The fifth is also possible, but I doubt whether Ig would waste political capital on something that's a vote-loser in Quebec. And as the lastest Danfit illustrated, DW has Ig's Liberal MP's on the speed-dial.

This leaves only the Wild Cards, which could run from some sort of legal challenge to a mass mobilization of Wingnut Nation. The upside of rallying the wingnuts is that it would provide a useful distraction from Dangovts failings, from Prezgate to Harpoid's cash grab, and it would provide yet another rallying cry for the upcoming April Fools Party.

The trouble is not only that the wingnut option might not work; it could also spin out of DW's control. For two generations, the road to Newfoundland nationalism has run through Labrador's hydroelectric resources, and stirring up the boundary dispute would stoke populist sentiments that could spin out of control.
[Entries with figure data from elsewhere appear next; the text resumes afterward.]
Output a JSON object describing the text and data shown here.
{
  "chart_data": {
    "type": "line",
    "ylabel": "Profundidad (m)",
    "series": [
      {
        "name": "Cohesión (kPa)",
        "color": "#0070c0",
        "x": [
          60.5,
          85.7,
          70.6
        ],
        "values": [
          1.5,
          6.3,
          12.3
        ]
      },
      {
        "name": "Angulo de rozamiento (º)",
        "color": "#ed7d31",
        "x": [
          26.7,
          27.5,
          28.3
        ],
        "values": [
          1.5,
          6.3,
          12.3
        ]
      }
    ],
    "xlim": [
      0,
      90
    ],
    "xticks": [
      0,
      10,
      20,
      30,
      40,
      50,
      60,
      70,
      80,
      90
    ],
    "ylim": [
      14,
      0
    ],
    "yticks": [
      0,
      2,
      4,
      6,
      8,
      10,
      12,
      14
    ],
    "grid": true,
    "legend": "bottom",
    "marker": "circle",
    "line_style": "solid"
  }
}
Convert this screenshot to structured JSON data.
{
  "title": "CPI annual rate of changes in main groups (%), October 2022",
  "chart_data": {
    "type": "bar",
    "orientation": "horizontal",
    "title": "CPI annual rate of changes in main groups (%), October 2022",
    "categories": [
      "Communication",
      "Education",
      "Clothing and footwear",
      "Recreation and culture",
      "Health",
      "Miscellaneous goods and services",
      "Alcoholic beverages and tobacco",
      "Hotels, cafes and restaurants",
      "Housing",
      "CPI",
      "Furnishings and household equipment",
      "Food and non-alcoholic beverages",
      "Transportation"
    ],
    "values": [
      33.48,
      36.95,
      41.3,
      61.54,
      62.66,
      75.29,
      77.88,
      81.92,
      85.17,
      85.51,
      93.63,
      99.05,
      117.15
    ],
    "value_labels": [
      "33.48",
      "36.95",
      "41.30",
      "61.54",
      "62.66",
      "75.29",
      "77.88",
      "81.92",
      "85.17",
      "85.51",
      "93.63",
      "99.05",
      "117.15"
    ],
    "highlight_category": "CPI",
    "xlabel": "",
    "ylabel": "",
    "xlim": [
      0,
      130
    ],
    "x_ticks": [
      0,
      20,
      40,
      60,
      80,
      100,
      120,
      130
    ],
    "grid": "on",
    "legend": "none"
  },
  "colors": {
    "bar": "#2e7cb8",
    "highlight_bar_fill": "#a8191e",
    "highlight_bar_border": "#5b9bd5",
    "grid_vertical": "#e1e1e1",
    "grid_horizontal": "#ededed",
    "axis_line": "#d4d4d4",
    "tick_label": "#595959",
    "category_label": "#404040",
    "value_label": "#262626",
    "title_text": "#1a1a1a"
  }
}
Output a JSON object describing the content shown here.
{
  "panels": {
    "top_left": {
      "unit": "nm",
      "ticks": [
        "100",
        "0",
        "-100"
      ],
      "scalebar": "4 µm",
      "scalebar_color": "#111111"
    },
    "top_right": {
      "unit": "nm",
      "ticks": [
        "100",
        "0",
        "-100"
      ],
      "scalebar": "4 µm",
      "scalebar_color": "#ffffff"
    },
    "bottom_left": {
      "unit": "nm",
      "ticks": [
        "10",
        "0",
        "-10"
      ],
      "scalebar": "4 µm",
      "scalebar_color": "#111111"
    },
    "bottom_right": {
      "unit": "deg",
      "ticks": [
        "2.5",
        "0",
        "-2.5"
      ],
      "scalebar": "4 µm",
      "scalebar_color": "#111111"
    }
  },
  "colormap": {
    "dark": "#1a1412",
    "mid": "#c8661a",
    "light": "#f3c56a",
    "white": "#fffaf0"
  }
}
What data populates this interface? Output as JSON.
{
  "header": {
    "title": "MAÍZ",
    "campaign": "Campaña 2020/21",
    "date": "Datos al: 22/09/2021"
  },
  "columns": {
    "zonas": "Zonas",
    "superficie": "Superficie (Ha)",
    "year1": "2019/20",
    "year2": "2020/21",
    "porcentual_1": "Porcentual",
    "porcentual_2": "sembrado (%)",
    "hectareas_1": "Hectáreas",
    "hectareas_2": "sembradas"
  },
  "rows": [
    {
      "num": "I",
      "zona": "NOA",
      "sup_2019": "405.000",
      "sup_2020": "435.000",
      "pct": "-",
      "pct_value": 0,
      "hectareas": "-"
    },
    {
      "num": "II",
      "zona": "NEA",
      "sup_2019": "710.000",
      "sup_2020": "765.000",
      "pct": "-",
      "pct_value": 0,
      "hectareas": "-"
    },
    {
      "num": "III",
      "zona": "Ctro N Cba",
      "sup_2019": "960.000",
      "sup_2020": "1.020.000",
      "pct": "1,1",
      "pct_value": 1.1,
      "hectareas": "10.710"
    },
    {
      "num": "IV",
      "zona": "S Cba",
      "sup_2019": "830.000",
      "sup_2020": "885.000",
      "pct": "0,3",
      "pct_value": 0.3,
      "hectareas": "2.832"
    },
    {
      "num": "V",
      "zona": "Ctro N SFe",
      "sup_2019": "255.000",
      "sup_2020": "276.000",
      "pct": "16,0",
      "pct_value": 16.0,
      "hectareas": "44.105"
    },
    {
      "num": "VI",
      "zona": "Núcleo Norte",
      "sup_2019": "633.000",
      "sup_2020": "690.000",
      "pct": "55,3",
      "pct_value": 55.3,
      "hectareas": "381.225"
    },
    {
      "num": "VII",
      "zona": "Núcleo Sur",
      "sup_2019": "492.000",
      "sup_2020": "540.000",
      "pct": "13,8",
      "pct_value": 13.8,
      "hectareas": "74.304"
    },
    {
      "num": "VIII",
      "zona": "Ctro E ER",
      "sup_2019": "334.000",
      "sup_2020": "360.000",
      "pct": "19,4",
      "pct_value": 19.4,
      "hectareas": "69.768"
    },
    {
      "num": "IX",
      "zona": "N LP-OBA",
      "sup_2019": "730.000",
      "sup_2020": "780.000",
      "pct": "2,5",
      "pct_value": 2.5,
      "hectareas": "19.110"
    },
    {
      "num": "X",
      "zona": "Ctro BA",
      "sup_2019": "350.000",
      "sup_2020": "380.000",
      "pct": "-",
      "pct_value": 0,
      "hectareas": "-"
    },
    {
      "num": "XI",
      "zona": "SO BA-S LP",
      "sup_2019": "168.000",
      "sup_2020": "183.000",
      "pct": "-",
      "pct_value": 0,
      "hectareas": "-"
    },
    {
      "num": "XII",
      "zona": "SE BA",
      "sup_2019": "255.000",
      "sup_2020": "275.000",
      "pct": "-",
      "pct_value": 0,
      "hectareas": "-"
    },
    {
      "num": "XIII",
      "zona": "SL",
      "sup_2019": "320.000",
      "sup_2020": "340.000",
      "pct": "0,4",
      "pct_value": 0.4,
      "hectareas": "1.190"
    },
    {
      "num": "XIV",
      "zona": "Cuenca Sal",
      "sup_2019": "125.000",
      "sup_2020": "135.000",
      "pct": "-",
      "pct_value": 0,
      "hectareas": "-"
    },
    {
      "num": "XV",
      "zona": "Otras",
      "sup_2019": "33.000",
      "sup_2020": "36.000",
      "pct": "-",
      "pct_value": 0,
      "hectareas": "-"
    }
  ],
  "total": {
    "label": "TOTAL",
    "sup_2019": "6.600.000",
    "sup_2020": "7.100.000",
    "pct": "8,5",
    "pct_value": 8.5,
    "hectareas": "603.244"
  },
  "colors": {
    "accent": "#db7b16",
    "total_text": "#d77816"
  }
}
It's one thing to pit the province against the feds, something all premiers do from time to time (though it's usually more extreme in NL than the rest of English Canada); it's quite another thing to pit Newfoundland nationalists against Quebec nationalists.

But if past patterns are any indication, DW will pick the wild card and squeeze it for all its worth. The amount of national media coverage DW has attacted over the past month has been remarkable (including a NP editorial yesterday), but it's not sustainable, especially given an economy in free-fall. And whipping Wingnut Nation into another frenzy will backfire if DW cannot deliver. If he mounts another Danwar on this front and it doesn't work, the end-game won't be pretty for anyone. It's no accident, I suspect, that DW has started musing so publicly about separatism.